Closed stefanfred closed 5 months ago
Hi @stefanfred,
the size on disk should match that returned by num_bits()
, i.e.,
everything that we need to evaluate the function. So you cannot remove the space for the meta data, although small.
I think you should add this space to the GPU implementation rather than removing it from the CPU implementation.
-Giulio
Hey Giulio,
ok. I will add the bucketer space in the GPU implementation. However, we still need to use the same formula for bucket count per partition like on the GPU. I can not change that on the GPU side, because it does not allow a dependence between the bucket count per partition and the number of input keys. (would require shader recompilation for each MPHF instance)
Hi @stefanfred, perfect, thanks!
A little nitpick: why the renaming from Minimal
to NeedsFreeArray
?
A function by itself does not "need" anything, rather we choose to have it minimal or not. So I think the parameter should be named Minimal
as it was before.
My thought process was that minimal does not necessarily mean that the free array is used.

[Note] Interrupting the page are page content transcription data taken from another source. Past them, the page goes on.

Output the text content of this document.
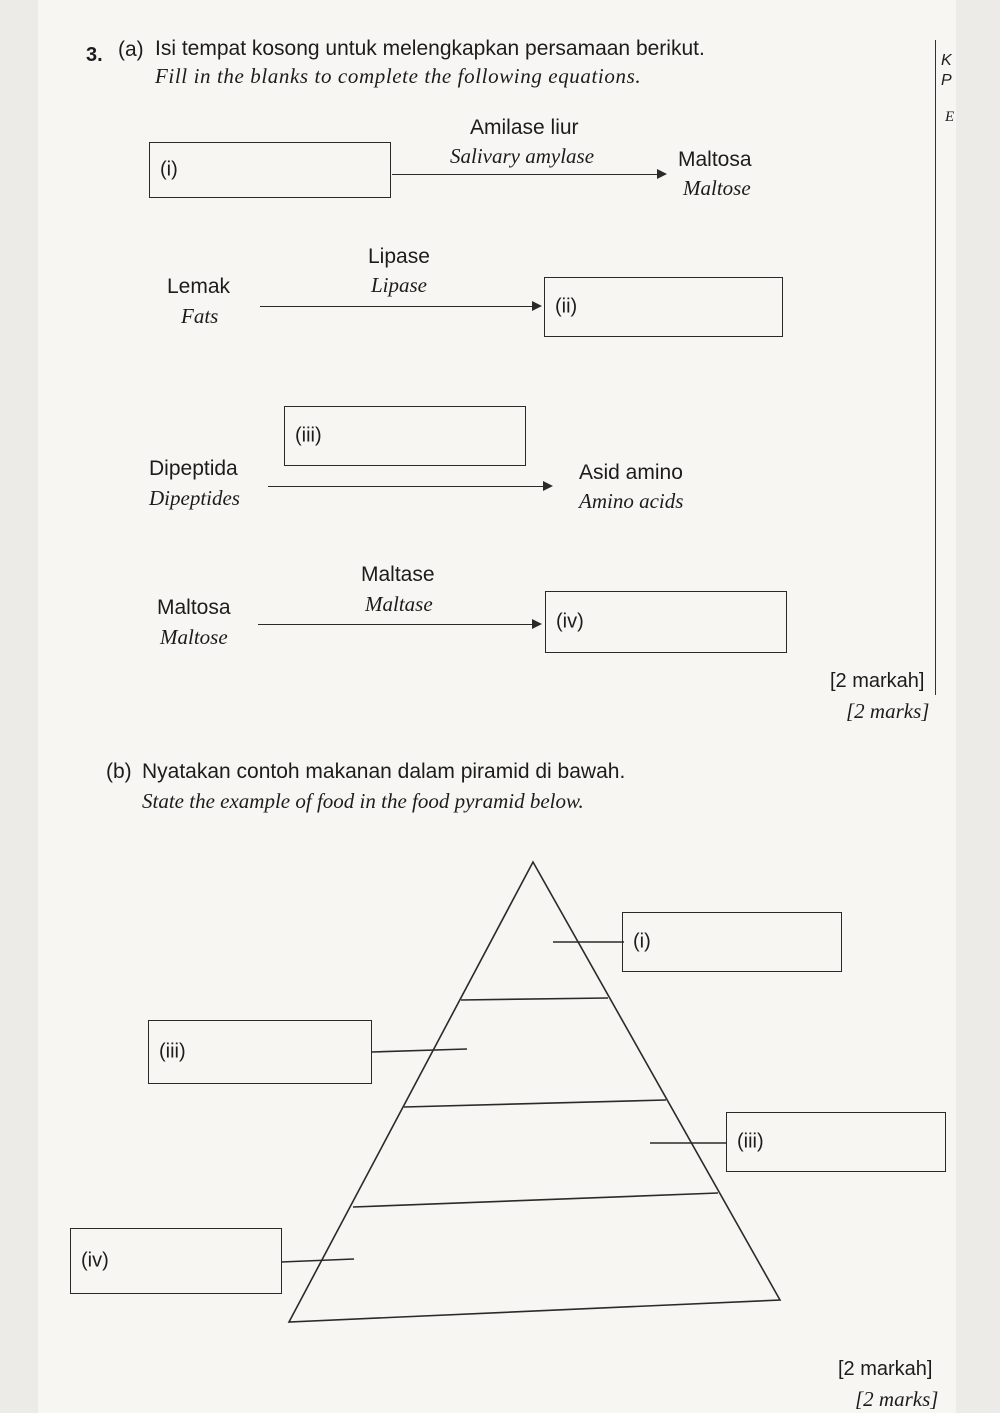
3. (a) Isi tempat kosong untuk melengkapkan persamaan berikut.
Fill in the blanks to complete the following equations.
K
P
E
(i)
Amilase liur
Salivary amylase	Maltosa
Maltose
Lemak
Fats
Lipase
Lipase
(ii)
(iii)
Dipeptida
Dipeptides
Asid amino
Amino acids
Maltase
Maltase
Maltosa
Maltose
(iv)
[2 markah]
[2 marks]
(b) Nyatakan contoh makanan dalam piramid di bawah.
State the example of food in the food pyramid below.
(i)
(iii)
(iii)
(iv)
[2 markah]
[2 marks]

E.g. for alpha=1 and additive hashing. I think calling it minimal would be a bit confusing if the PHF can be minimal without it.
I have now added multithreaded encoding. Actually was a bottleneck now on the large machine :)
Aligned calculation of bucket count per partition to GPU Removed bucketer from space consumption (in my opinion we do not need to count anything towards space consumption that does not depend on the input keys themselves.)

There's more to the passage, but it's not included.